Which workflow do I use?

Each of the four variant calling workflows from the table above is designed to be usable together with the reporting and consensus workflows. The table below shows which workflows to use for a full analysis depending on the combination of library prep and sequencing platform:

↓ Library Prep / Platform¹ →	Illumina	ONT
Ampliconic	ILL-AMP + REPORTING + CONSENSUS	ONT-AMP + REPORTING + CONSENSUS
Metatranscriptomic	(ILL-MT-PE or ILL-MT-SE) + REPORTING + CONSENSUS	-²

¹ - there is an increasing number of PacBio data. Our workflows can be easily adapted for these data as well. Use OPEN CHAT below to let us know. ² - this conceptually is identical to ILL-MT-SE except for replacing the mapper with minimap2 and the variant caller with medaka

How do I use it and where do I run my analyses?

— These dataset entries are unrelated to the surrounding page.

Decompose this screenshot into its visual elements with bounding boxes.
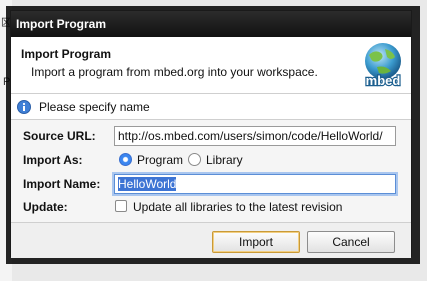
radio-program-label[interactable]: Program xyxy=(137,153,183,167)
import-name-field[interactable]: HelloWorld xyxy=(114,174,396,194)
mbed-logo-icon: mbed xyxy=(364,43,402,89)
update-libraries-checkbox-label[interactable]: Update all libraries to the latest revis… xyxy=(133,200,342,214)
update-libraries-checkbox[interactable] xyxy=(115,200,127,212)
radio-library-label[interactable]: Library xyxy=(206,153,243,167)
info-message: Please specify name xyxy=(39,100,150,114)
dialog-header: Import Program Import a program from mbe… xyxy=(11,37,411,94)
radio-library[interactable] xyxy=(188,153,201,166)
info-icon xyxy=(17,100,31,114)
radio-program[interactable] xyxy=(119,153,132,166)
info-message-bar: Please specify name xyxy=(11,94,411,120)
import-name-label: Import Name: xyxy=(23,177,101,191)
update-label: Update: xyxy=(23,200,68,214)
cancel-button[interactable]: Cancel xyxy=(307,231,395,253)
button-bar: Import Cancel xyxy=(11,223,411,258)
header-description: Import a program from mbed.org into your… xyxy=(31,65,318,79)
source-url-field[interactable]: http://os.mbed.com/users/simon/code/Hell… xyxy=(114,126,396,146)
import-program-dialog: Import Program Import Program Import a p… xyxy=(10,10,412,258)
source-url-label: Source URL: xyxy=(23,129,96,143)
logo-text: mbed xyxy=(366,73,401,88)
header-title: Import Program xyxy=(21,47,112,61)
dialog-titlebar[interactable]: Import Program xyxy=(11,11,411,37)
import-as-label: Import As: xyxy=(23,153,83,167)
import-form: Source URL: http://os.mbed.com/users/sim… xyxy=(11,120,411,223)
import-button[interactable]: Import xyxy=(212,231,300,253)
import-name-selected-text: HelloWorld xyxy=(118,177,177,191)
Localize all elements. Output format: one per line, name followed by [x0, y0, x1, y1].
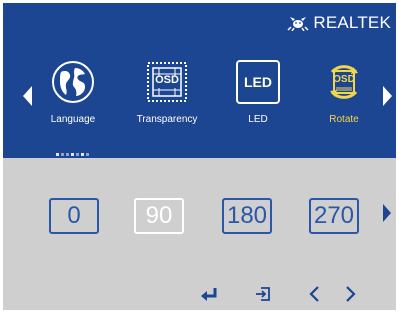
enter-icon[interactable]	[199, 284, 219, 304]
menu-label-transparency: Transparency	[136, 114, 198, 125]
menu-label-language: Language	[50, 114, 96, 125]
page-dot	[76, 153, 79, 156]
brand-name: REALTEK	[313, 13, 391, 32]
exit-icon[interactable]	[253, 284, 273, 304]
rotate-option-270[interactable]: 270	[309, 198, 359, 234]
page-dot	[66, 153, 69, 156]
brand-logo: REALTEK	[287, 13, 391, 33]
page-dot	[86, 153, 89, 156]
submenu-next-arrow[interactable]	[383, 204, 391, 222]
menu-prev-arrow[interactable]	[23, 86, 32, 106]
osd-transparency-icon: OSD	[145, 60, 189, 104]
globe-icon	[51, 60, 95, 104]
led-icon: LED	[236, 60, 280, 104]
rotate-option-0[interactable]: 0	[49, 198, 99, 234]
page-dot	[71, 153, 74, 156]
chevron-left-icon[interactable]	[305, 284, 325, 304]
osd-text-rotate: OSD	[333, 74, 355, 85]
osd-text: OSD	[155, 74, 179, 86]
page-dot	[81, 153, 84, 156]
chevron-right-icon[interactable]	[340, 284, 360, 304]
page-dot	[56, 153, 59, 156]
osd-menu: REALTEK Language OSD Transparency LED LE…	[0, 0, 399, 313]
menu-item-transparency[interactable]: OSD Transparency	[130, 60, 204, 125]
crab-icon	[287, 17, 309, 31]
rotate-option-180[interactable]: 180	[222, 198, 272, 234]
menu-label-rotate: Rotate	[329, 114, 359, 125]
led-icon-text: LED	[236, 60, 280, 104]
rotate-option-90[interactable]: 90	[134, 198, 184, 234]
rotate-icon: OSD	[322, 60, 366, 104]
page-dot	[61, 153, 64, 156]
page-indicator	[56, 153, 89, 156]
menu-item-language[interactable]: Language	[36, 60, 110, 125]
menu-label-led: LED	[248, 114, 268, 125]
menu-item-led[interactable]: LED LED	[221, 60, 295, 125]
menu-item-rotate[interactable]: OSD Rotate	[307, 60, 381, 125]
key-hints	[0, 284, 399, 304]
menu-next-arrow[interactable]	[383, 86, 392, 106]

This depends on who you are. If you are:

You are a ...	Where do you start ...
Biomedical researcher	Use any of the three global Galaxy instances in EU (https://usegalaxy.eu), US (https://usegalaxy.org), or Australia (https://usegalaxy.org.au). Take a look at the following tutorial to begin: Mutation calling, viral genome reconstruction and lineage/clade assignment from SARS-CoV-2 sequencing data - a Galaxy Training Network Tutorial.
Bioinformatician or data scientist	You have two options: Option 1: Use our "Request an analysis" service to submit a list of datasets to us and trigger automated analyses. Option 2: Configuring your own Galaxy instance to automatically trigger the analyses. Use this option if you run your own Galaxy installation

These analysis capabilities are supported by public computational infrastructure provided by the XSEDE consortium in the US, the deNBI and ELIXIR consortia in the EU, and Nectar Cloud in Australia. The figure below illustrates current processing times (in EU) for analysis of SARS-CoV-2 data. You can see that most analyses complete within a 1-2 hour interval.